Fran TunnoFebruary 19, 2015 at 9:59 pm
Thanks Matilda for always reading and for your thoughts. I think it’s tough to not become bitter and I truly understand when people do because the world can be a very ugly place, but I’m so grateful to my folks for working hard to rise above it and showing me how it’s done.
Fran TunnoFebruary 19, 2015 at 5:09 pm
Wow George, it’s amazing isn’t it? The more I hear, the more I appreciate the strength of our ancestors to not grow bitter. Thank you so much for reading and responding.

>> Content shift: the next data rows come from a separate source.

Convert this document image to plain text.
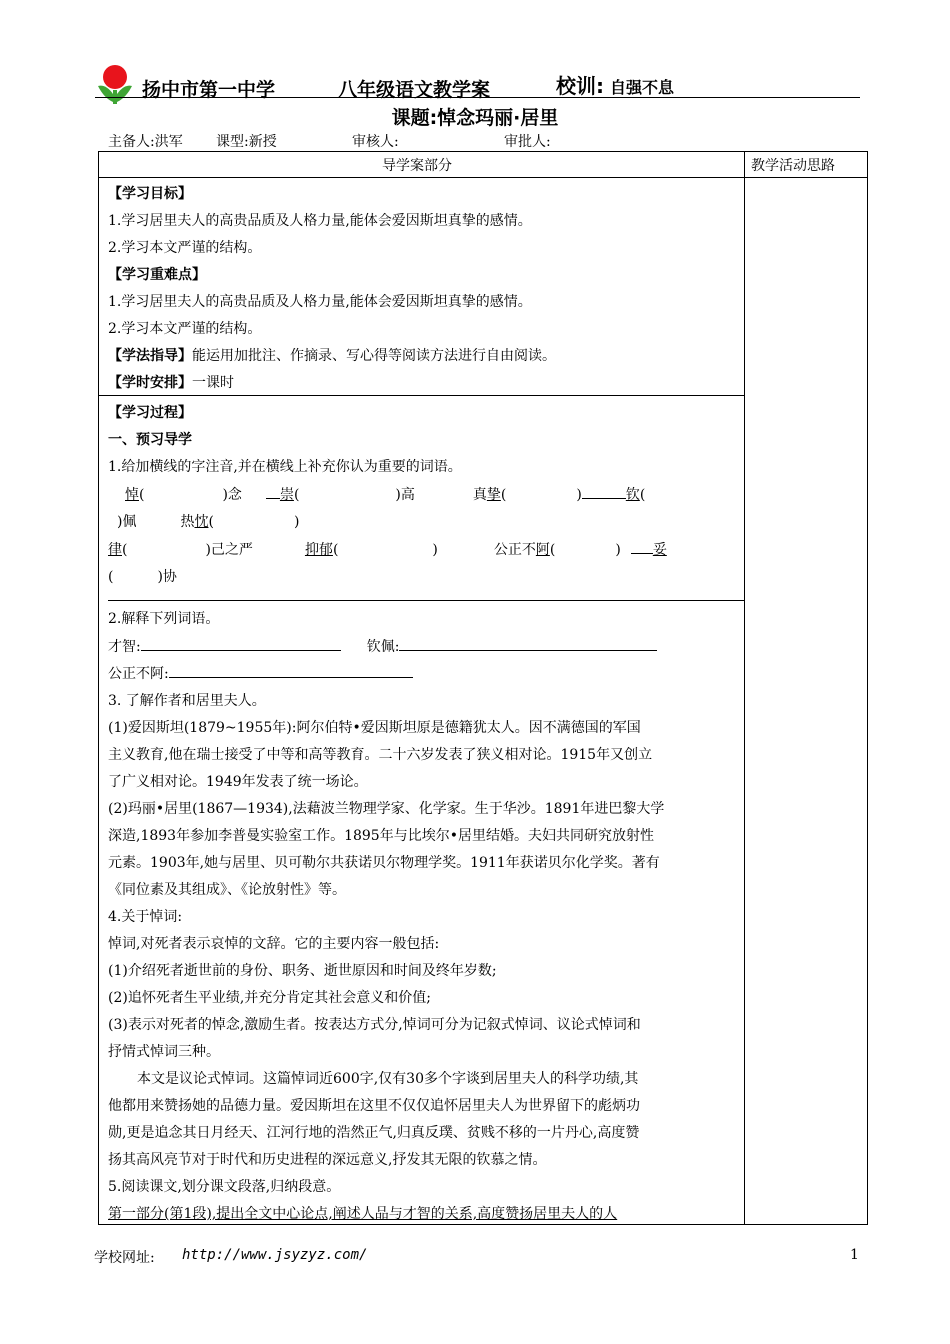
扬中市第一中学	八年级语文教学案	校训: 自强不息
课题:悼念玛丽·居里
主备人:洪军 课型:新授	审核人:	审批人:
导学案部分	教学活动思路
【学习目标】
1.学习居里夫人的高贵品质及人格力量,能体会爱因斯坦真挚的感情。
2.学习本文严谨的结构。
【学习重难点】
1.学习居里夫人的高贵品质及人格力量,能体会爱因斯坦真挚的感情。
2.学习本文严谨的结构。
【学法指导】能运用加批注、作摘录、写心得等阅读方法进行自由阅读。
【学时安排】一课时
【学习过程】
一、预习导学
1.给加横线的字注音,并在横线上补充你认为重要的词语。
悼(	)念	崇(	)高	真挚(	)	钦(
)佩	热忱(	)
律(	)己之严	抑郁(	)	公正不阿(	) 妥
(	)协
2.解释下列词语。
才智:	钦佩:
公正不阿:
3. 了解作者和居里夫人。
(1)爱因斯坦(1879~1955年):阿尔伯特•爱因斯坦原是德籍犹太人。因不满德国的军国
主义教育,他在瑞士接受了中等和高等教育。二十六岁发表了狭义相对论。1915年又创立
了广义相对论。1949年发表了统一场论。
(2)玛丽•居里(1867—1934),法藉波兰物理学家、化学家。生于华沙。1891年进巴黎大学
深造,1893年参加李普曼实验室工作。1895年与比埃尔•居里结婚。夫妇共同研究放射性
元素。1903年,她与居里、贝可勒尔共获诺贝尔物理学奖。1911年获诺贝尔化学奖。著有
《同位素及其组成》、《论放射性》等。
4.关于悼词:
悼词,对死者表示哀悼的文辞。它的主要内容一般包括:
(1)介绍死者逝世前的身份、职务、逝世原因和时间及终年岁数;
(2)追怀死者生平业绩,并充分肯定其社会意义和价值;
(3)表示对死者的悼念,激励生者。按表达方式分,悼词可分为记叙式悼词、议论式悼词和
抒情式悼词三种。
本文是议论式悼词。这篇悼词近600字,仅有30多个字谈到居里夫人的科学功绩,其
他都用来赞扬她的品德力量。爱因斯坦在这里不仅仅追怀居里夫人为世界留下的彪炳功
勋,更是追念其日月经天、江河行地的浩然正气,归真反璞、贫贱不移的一片丹心,高度赞
扬其高风亮节对于时代和历史进程的深远意义,抒发其无限的钦慕之情。
5.阅读课文,划分课文段落,归纳段意。
第一部分(第1段),提出全文中心论点,阐述人品与才智的关系,高度赞扬居里夫人的人
学校网址: http://www.jsyzyz.com/	1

George A MauinFebruary 19, 2015 at 2:49 pm
My male-parent was born in the Philippines, where my grandpa Maupin had been serving in the Army with then-Capt. John J-P (later “Black Jack” Pershing). Grandpa married a Filipino girl & later moved to the USA circa the time Pershing was ordered to return here. In reading Pershing’s biography, i was shocked to notice something, reading that account of Army life in the Islands. (Recall that Pershing & Grandpa served there in what was later called the “Spanish-American” War). Here is the shocker: any Army male that married a “local” (thus not a part of the Army-colony there at that time) was called a “squaw-man.” The bridegroom was ostracized by his fellow troops from social activity, based on his choice of mate. My male-parent never revealed this side of his childhood. As a matter of fact, he spoke so little of his childhood in the Islands, it began to make me curious; thus i read “Black Jacks'” bio with a very intense interest. My male-parent’s features favored his mother’s: darker skin, slightly slanted forehead, et al. Let me summarize by saying, “Yes”, if one looks for discrimination where it once existed, one will definitely find it. Enough said. Your point is valid, based on my own experience (or lack thereof). George M.